I have had several people contact me about how to approach teacher evaluation in a Quality Learning context, so I decided to make it the subject of a newsletter. This is a hot topic, especially in the United States, since state and federal grants and funding are now requiring teacher evaluation. I don’t have any quick fixes to this dilemma, but I do think there are three concepts to consider when modifying or creating teacher evaluation systems.
First, understand that you will never rate and rank your way to Quality Learning. Yes, I know many people with good intentions support the idea of rewarding the best and getting rid of the worst performers, but even if you do this well you are still stuck with the system that produced the current situation. Ratings and rankings of teachers is not a method of improvement. Neither is grading students. At best, ranking methods simply let you know how bad or good a situation may be in light of the current system. If at the end of a teacher evaluation process you discover that 10% of your teachers are distinguished, 60% are proficient and the rest are lower, so what! Administrators will tell you they already knew this. Evaluators typically rely on inspection, which is fraught with variation. Students, and colleagues since they see each other daily, could help immediately identify exactly who the top performing teachers are — just ask them.

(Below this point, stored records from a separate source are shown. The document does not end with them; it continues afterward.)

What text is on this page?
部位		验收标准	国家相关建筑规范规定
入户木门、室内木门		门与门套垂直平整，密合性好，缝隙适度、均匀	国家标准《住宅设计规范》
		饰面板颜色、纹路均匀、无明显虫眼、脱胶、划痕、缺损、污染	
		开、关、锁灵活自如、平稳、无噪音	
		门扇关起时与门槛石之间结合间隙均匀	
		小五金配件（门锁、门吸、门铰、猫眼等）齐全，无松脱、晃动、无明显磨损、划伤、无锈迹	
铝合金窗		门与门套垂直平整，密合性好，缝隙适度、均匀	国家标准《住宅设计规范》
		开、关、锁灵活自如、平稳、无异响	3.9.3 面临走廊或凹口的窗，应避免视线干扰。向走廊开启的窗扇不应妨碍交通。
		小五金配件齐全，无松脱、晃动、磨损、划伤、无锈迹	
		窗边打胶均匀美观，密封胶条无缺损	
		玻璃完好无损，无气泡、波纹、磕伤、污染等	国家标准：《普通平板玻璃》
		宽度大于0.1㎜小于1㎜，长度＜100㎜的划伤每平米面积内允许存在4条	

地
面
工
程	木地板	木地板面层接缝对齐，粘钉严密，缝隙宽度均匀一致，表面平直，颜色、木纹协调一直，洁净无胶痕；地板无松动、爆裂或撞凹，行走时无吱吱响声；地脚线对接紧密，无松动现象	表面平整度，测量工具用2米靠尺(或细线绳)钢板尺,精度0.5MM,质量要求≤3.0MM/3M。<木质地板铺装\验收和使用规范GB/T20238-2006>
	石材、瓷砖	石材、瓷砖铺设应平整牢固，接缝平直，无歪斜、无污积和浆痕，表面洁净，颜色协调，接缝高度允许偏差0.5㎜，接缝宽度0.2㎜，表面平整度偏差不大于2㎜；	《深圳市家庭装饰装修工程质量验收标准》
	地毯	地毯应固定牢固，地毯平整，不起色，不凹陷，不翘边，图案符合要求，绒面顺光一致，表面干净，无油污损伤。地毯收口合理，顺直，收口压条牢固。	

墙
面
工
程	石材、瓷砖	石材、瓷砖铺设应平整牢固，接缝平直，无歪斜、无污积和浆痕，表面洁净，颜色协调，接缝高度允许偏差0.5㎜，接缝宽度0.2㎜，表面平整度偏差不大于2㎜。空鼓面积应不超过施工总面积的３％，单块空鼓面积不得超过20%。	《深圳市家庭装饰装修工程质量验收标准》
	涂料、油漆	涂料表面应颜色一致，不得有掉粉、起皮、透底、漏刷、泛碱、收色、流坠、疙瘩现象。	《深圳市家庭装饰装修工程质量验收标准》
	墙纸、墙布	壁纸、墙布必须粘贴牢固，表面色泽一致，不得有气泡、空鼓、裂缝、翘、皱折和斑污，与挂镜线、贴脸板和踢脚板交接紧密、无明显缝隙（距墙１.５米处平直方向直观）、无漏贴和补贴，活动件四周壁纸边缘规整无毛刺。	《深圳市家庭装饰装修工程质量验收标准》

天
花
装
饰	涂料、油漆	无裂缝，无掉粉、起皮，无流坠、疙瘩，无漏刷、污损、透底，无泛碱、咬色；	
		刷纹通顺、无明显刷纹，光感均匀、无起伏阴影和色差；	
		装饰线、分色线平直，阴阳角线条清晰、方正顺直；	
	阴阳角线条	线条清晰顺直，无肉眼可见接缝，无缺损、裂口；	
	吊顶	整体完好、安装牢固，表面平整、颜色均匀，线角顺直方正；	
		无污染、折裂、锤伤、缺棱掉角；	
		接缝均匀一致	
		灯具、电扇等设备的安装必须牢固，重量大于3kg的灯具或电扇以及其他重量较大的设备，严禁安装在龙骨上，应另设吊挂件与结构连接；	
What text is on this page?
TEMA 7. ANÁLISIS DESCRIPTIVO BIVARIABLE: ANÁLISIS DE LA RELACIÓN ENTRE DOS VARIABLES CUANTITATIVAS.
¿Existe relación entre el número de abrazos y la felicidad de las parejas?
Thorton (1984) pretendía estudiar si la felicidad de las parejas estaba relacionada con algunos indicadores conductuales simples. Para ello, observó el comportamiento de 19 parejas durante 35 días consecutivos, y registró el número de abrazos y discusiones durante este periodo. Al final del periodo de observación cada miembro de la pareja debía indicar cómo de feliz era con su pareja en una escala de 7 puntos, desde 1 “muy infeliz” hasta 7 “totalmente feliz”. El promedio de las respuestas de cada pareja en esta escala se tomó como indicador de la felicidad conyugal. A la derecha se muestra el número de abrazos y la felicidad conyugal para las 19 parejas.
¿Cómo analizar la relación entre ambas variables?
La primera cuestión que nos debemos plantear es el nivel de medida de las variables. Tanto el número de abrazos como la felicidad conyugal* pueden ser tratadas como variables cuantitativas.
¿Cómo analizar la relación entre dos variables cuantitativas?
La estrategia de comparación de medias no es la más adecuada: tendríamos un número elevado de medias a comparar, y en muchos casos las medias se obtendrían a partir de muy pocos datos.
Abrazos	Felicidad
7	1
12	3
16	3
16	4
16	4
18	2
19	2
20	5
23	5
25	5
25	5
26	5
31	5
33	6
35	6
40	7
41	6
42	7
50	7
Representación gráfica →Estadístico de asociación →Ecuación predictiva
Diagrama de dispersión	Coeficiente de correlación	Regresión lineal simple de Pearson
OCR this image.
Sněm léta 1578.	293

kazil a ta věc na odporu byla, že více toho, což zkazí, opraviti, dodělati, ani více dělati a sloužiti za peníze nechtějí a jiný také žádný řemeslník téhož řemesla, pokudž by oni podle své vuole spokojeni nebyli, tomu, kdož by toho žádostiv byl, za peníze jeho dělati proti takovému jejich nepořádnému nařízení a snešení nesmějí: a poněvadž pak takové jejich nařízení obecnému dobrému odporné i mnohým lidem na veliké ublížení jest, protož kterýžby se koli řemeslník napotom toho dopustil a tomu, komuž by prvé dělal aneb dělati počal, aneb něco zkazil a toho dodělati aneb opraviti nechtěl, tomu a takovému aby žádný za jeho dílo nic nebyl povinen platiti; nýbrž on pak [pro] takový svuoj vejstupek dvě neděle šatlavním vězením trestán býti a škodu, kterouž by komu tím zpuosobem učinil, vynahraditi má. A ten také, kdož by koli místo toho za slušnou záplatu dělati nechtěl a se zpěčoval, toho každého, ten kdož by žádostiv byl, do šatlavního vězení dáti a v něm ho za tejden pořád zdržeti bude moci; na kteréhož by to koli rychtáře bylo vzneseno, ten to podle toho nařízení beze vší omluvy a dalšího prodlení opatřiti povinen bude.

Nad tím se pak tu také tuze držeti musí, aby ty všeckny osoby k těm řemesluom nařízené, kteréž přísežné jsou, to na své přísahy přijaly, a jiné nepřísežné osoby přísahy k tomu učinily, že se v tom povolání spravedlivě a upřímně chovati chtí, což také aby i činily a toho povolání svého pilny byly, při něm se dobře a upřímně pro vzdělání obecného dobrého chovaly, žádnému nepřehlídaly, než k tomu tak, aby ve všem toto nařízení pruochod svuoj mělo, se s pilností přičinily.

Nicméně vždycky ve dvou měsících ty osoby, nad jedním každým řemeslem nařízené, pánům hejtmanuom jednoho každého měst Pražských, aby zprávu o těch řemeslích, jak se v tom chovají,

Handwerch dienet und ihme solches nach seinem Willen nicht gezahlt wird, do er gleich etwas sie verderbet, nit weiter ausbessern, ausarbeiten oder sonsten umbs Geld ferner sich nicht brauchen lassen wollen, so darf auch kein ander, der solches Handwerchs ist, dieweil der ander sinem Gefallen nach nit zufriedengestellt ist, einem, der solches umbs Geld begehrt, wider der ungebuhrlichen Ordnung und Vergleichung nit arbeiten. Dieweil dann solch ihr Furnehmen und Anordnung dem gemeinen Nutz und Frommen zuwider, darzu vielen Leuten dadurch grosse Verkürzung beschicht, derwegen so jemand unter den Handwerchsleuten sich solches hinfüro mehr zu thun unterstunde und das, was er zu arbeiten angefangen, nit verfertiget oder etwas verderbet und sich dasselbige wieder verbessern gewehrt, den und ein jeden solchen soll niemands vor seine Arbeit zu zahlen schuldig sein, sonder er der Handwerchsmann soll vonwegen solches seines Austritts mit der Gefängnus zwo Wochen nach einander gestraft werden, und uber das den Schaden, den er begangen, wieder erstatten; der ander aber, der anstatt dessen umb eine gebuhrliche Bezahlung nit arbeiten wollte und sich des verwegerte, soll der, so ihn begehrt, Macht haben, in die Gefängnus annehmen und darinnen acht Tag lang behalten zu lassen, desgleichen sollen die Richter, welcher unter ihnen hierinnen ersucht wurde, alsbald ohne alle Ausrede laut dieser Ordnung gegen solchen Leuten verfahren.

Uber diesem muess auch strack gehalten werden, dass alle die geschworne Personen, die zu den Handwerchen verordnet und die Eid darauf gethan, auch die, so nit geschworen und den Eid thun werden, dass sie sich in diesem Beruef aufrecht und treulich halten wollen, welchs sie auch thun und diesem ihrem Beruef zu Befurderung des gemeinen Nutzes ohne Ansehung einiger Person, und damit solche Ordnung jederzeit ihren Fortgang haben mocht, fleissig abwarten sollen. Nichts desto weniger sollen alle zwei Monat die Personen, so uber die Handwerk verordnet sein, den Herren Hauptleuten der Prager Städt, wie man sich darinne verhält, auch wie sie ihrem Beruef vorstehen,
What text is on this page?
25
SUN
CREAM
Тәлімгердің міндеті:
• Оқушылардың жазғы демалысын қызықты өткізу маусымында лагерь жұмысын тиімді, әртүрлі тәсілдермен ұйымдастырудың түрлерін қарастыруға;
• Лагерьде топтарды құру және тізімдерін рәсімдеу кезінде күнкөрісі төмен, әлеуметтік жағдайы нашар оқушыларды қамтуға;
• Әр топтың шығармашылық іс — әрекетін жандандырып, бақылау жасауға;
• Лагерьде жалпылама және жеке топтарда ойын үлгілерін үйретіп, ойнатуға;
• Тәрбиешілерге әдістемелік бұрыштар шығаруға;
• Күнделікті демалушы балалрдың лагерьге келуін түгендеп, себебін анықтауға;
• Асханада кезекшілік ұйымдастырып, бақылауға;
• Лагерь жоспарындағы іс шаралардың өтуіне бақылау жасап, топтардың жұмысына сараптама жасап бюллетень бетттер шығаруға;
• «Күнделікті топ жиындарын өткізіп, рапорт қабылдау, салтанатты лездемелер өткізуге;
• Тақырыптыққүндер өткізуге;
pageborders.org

Second, determine what will happen after the evaluation process. Is your method of system improvement simply to get rid of teachers with low ratings? Is it to reward the best performers? This is a very costly method of improvement. You may be getting rid of a teacher or teachers who could have become great but, through no fault of his/her own, was not fortunate enough to have received good training, modeling and coaching. You may be trying to get rid of one teacher through ranking and rating and simply replace them with someone who is less qualified. It is a risky game of chance.
Third, the time spent ranking teachers is taken away from time spent improving teacher training or the system itself. How does your teacher evaluation system contribute to improving learning for students?
These are some of the major problems with Teacher Evaluation, and of course there are other concepts to consider when evaluating your teachers. So, what can be done? Here are some points to consider when thinking about improving teacher performance:
- Recognize that all teachers can and need to improve. Even the best can get better.
- Create a teacher performance system through which, over time, virtually anyone can become a great teacher. Include leadership, coaching and support as a component of the performance evaluation. e teachers need to be able to expect support of their administrators and understand how this will be measured.
- Stop thinking in terms of evaluation, and instead think about creating continual feedback loops. People respect feedback; they do not respect evaluation (unless you are the winner). Provide feedback more frequently so improvement processes can be reviewed and modified as needed.
- If you must rate and rank, do it quickly and efficiently, then get on with the job of improving the system. Teachers should have the ability to rate and rank themselves — people are usually tougher on themselves than others are on them.
- Dr. Deming often said, “There is no substitute for knowledge.” What knowledge is necessary to become a great teacher? Define this with your teachers. By what method or pathway may they become great? What is your role as the administrator in leading your staff in improvement?
I know it is not easy to create a system of thinking and learning in a company, hospital or school. It is much more common to create a system of reward and punishment through ranking and rating and to place blame on individuals for their poor performance, rather than the system.
Learn to break out of conformity and you will see levels of performance emerge that were never thought possible in the old system.